Working for two years with a local high school marching band in Mexico City, Meyenberg orchestrated a complex performance which took place throughout the capital and provokes a reflection on the pedagogical machinery of discipline, education, gender, and the state.
Erick Meyenberg works at the intersection of drawing, collage, video, data analysis, and sound. La rueda no se parece a una pierna (The wheel bears no resemblance to a leg, 2016) is the end result of a long collaboration with members of the high school marching band Banda de Guerra Lobos at the Colegio Hispanoamericano in Mexico City.
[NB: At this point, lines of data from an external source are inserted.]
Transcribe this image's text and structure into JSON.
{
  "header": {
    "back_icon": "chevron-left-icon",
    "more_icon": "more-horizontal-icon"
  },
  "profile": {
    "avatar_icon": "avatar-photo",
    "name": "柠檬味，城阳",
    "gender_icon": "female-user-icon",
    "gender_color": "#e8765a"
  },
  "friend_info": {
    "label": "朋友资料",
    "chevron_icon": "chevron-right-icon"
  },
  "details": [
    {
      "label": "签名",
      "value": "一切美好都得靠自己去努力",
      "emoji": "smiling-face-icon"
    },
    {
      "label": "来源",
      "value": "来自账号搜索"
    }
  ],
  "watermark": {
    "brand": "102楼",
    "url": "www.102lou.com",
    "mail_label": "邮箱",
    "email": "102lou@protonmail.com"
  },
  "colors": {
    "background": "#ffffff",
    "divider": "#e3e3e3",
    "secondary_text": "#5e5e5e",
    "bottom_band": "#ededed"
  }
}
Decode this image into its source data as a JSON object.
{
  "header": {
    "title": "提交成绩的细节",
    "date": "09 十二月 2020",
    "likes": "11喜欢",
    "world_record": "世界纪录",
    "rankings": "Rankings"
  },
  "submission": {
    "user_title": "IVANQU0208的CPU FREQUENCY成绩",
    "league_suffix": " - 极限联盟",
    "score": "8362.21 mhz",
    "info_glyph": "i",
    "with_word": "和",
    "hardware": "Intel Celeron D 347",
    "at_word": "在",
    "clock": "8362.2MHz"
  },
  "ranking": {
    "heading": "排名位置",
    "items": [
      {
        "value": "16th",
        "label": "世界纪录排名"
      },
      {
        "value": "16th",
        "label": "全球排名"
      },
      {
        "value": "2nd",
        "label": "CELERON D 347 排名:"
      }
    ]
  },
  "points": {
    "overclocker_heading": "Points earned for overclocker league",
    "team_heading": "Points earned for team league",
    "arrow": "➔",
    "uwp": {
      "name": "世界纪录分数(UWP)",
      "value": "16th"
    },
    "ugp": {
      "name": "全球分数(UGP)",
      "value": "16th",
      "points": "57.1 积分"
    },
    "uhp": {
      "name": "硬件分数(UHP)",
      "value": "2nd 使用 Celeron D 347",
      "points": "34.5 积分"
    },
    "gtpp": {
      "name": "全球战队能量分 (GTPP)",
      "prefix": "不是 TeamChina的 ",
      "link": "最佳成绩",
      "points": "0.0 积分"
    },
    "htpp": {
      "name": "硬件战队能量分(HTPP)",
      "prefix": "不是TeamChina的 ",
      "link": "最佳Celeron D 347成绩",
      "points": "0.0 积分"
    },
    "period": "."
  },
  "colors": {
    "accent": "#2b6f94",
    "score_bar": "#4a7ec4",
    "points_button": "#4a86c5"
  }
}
Meyenberg and the teenagers—together with curators, guest musicians, composers, choreographers, costume designers, and a video production team—cocreated the choreography and concomitant performances that took the band through some of Mexico City’s most emblematic and politically marked sites: the Plaza de Tlatelolco, where in 1968 striking university students clashed with the state; the Monument to the Revolution, commemorating the Mexican Revolution of 1910; and the shopping mall Centro Comercial Forum Buenavista, symbolizing Mexico’s embeddedness in transnational post-industrial capitalism.
The video, its installation, and its multiple components take its title from the 1917 prologue to Guillaume Apollinaire’s 1903 satirical play Les mamelles de Tirésias (The Breasts of Tiresias). Significantly, Apollinaire coined the neologism surrealism for the first time in the prologue, proposing an alternate definition to the doctrinaire term appropriated by André Breton and disseminated throughout the twentieth century. By way of a hyperrealistic narrative that includes surprising and grotesque elements, the aesthetic principle championed by the French-Polish poet stated that imagination could preserve art from modern science. Meyenberg’s project translates these sources into a critical stance toward normative structures—here taking the form of uniforms, discipline, education, gender, the state, and symbols of nationhood—and a conception of the “surreal” not as an evasion of reality, but as an invitation to surmount other realities. Culminating in a synesthetic experience for the viewer, The wheel bears no resemblance to a leg suggests the complexities of Mexican modernity.